Por aquellas fechas, el fundamental libro de Pierre Bourdieu y Alain Darbei L´amour de l´art, les musées d´art européens et leur public, publicado en 1969, causó un profundo impacto, ya que venía a cuestionar, a través de encuestas y argumentos con pretensión de objetividad, los límites del sentido y la utilidad pedagógica del museo, así como el del verdadero alcance de su fruición. A pesar de la gran apertura del museo a un público cada vez mayor, a pesar de los sistemas de acceso gratuitos o a muy bajo precio cada vez más extendidos, la auténtica apreciación del arte y del museo continuaba siendo exclusiva de aquellos grupos sociales con una educación superior desde su nacimiento.

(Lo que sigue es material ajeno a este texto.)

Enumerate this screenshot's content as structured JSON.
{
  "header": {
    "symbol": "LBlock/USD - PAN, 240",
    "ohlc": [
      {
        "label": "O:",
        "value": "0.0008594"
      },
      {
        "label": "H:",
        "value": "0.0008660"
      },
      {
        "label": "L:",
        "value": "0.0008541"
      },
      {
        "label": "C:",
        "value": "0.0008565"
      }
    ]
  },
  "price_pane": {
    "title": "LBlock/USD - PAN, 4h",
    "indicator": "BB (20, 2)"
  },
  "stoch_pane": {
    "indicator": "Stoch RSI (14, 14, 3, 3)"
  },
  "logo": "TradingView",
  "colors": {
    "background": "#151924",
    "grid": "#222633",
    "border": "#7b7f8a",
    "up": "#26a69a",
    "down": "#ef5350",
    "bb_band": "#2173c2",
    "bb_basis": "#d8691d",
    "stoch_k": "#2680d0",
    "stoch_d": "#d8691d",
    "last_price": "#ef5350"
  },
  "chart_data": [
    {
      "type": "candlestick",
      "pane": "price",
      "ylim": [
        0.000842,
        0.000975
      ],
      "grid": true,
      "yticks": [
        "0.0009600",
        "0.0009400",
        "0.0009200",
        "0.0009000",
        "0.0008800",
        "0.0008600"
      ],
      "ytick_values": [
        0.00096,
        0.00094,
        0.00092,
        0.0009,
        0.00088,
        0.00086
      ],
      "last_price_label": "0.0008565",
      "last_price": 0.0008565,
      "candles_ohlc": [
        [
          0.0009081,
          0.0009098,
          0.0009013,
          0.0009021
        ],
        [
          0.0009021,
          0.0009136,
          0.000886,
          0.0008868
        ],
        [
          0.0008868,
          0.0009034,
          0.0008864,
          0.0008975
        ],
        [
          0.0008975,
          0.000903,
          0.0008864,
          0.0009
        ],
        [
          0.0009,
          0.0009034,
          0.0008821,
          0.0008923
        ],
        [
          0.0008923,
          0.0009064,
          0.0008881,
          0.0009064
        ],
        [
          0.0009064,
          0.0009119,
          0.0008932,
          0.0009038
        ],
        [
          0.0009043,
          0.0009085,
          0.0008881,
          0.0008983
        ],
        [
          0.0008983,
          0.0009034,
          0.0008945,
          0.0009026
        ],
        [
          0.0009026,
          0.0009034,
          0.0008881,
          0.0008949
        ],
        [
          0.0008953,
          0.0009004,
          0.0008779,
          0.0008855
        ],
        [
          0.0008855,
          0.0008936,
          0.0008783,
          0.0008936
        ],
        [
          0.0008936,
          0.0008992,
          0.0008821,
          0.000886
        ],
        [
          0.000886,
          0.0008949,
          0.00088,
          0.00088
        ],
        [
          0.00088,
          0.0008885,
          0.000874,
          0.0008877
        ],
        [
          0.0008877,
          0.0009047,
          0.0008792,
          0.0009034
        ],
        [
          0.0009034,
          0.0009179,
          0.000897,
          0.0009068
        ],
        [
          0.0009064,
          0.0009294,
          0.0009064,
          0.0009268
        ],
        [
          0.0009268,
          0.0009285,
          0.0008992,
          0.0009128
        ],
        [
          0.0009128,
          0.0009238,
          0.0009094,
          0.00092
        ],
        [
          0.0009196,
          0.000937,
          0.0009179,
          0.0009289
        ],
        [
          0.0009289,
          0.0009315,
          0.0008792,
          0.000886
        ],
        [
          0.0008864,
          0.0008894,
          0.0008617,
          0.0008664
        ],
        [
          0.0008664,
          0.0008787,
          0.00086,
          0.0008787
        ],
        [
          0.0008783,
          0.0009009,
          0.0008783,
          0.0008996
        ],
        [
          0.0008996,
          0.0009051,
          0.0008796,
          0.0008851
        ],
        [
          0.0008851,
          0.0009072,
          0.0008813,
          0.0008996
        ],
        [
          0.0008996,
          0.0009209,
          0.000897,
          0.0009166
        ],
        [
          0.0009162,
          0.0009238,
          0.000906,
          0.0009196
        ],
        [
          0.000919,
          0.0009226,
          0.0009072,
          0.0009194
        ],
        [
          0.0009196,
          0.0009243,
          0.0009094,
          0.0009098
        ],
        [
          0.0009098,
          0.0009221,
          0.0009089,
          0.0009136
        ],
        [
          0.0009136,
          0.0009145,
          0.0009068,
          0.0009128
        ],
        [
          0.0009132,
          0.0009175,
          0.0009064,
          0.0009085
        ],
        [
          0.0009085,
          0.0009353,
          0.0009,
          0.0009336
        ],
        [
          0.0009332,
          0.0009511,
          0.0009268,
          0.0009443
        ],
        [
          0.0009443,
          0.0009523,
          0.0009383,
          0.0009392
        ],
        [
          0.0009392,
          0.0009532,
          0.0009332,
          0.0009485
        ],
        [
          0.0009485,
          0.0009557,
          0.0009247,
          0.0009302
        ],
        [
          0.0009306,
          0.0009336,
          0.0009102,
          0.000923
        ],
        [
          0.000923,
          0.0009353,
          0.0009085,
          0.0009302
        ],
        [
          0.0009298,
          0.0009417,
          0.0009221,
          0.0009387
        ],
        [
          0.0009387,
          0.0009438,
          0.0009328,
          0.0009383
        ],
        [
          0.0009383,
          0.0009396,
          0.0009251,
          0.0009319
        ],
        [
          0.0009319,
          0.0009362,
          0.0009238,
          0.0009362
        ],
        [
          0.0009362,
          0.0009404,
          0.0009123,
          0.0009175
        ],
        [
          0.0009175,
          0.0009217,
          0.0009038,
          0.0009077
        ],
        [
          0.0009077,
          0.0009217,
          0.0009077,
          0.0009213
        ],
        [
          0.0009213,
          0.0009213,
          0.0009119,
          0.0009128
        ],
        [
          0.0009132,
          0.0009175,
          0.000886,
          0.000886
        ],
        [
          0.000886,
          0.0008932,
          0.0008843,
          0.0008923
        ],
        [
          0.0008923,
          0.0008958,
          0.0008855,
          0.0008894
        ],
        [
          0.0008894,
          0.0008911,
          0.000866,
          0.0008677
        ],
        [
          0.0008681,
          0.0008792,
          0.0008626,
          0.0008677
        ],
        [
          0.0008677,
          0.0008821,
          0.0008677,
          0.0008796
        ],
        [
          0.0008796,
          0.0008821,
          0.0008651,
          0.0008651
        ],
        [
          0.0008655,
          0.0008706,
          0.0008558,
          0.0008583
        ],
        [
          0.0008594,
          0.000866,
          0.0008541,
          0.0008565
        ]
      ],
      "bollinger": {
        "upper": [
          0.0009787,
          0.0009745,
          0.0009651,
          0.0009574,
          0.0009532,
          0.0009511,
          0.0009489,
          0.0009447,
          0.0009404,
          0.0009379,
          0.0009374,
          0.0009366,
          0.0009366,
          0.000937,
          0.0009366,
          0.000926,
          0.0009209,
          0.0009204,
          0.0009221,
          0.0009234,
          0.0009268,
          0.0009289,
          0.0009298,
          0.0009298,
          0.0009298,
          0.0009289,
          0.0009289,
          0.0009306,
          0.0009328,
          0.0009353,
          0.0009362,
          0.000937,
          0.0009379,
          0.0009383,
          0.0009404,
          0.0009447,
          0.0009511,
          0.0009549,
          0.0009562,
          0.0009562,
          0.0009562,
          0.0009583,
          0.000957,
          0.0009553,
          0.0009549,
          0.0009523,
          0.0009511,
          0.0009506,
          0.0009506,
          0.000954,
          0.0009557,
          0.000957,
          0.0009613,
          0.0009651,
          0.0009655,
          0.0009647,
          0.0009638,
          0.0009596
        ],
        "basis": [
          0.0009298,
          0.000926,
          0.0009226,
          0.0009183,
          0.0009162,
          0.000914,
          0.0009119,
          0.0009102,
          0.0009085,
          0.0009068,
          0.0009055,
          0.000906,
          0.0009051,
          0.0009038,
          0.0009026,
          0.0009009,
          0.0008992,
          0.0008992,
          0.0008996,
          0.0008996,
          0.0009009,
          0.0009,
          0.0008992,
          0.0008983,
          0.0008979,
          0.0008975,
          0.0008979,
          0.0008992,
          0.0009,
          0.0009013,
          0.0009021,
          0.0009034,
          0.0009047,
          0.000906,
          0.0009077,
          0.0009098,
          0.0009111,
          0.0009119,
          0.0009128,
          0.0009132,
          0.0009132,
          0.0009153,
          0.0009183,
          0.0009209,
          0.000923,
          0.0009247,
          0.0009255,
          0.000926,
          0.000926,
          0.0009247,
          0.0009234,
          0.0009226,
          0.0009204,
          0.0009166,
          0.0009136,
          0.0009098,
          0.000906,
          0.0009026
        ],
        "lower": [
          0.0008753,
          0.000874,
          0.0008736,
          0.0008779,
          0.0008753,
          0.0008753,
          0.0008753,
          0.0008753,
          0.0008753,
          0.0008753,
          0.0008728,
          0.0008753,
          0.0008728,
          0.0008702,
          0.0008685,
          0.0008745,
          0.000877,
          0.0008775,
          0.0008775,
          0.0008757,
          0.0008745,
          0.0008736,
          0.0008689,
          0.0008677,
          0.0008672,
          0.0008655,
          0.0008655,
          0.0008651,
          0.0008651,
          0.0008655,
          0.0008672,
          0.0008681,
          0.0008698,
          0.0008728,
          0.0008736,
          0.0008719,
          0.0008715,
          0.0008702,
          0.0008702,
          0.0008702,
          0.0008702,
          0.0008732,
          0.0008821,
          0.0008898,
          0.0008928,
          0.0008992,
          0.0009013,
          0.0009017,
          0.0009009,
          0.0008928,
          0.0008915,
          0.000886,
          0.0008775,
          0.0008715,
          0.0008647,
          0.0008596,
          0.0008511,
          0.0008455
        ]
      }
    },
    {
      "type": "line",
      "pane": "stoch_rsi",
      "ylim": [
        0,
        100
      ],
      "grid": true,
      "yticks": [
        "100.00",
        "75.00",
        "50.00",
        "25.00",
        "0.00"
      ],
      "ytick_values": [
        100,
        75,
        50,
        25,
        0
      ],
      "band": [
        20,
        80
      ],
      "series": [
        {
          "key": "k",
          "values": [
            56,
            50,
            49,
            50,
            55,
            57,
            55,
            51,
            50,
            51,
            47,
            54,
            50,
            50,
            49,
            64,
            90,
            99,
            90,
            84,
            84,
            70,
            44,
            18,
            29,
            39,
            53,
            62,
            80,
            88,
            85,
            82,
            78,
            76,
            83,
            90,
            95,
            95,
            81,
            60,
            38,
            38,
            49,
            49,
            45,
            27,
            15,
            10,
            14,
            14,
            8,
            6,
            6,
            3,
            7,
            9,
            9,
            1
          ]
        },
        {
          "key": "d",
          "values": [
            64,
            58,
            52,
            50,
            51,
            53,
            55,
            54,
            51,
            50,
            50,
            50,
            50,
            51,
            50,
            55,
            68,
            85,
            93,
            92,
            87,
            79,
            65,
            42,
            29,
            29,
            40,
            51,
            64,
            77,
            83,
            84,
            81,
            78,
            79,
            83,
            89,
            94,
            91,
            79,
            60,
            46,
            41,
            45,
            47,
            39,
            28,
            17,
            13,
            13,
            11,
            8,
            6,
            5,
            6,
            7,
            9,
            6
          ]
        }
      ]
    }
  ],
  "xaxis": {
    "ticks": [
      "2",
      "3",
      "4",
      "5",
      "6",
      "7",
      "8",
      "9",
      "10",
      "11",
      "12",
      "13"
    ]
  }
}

Por otra parte, desde la situación surgida con los acontecimientos de mayo de 1968 y la apertura, en 1977, del Centre Pompidou como sede, entre otras instituciones y actividades, del Museo Nacional de Arte Moderno de París, arreciaron las críticas acerca de la banalidad de la nueva cultura que se estaba produciendo en Occidente. El Centre Pompidou parisino, a pesar de las polémicas por su novedosa arquitectura museística, obra de Renzo Piano y Richard Rogers, fue un inmenso éxito de público, un éxito que cambió para siempre la percepción y los usos del museo de arte. Los argumentos en torno a la conservación y exposición de obras de arte se trastocaron, así como el de la finalidad educativa de la institución museo. Por un lado, nos encontramos con una crítica del «elitismo» asociado a la visión tradicional del museo, y por otro y en sentido inverso, con una denuncia de la «teatralización» y progresiva «banalización» de las instituciones culturales tal como se habían venido concibiendo hasta el momento. La cultura y su exhibición comenzaban a bascular hacia lo que pronto se llamó «entretenimiento» (entertainement), convirtiendo esta palabra en sinónimo de un determinado tipo de espectáculo o diversión, en donde podía entrar, y de hecho entraba, la visita al museo o a una exposición.

El libro más influyente y más citado al respecto fue el famoso La Société du spectacle, 1967, del francés Guy Debord. Aunque no referido de manera directa al mundo de los museos, resulta evidente que su crítica a la argumentación acerca del sistema cultural que había adquirido carta de naturaleza en Europa y en Estados Unidos a lo largo de los sesenta, podía ser muy fácilmente traspuesta al museo, como así se hizo.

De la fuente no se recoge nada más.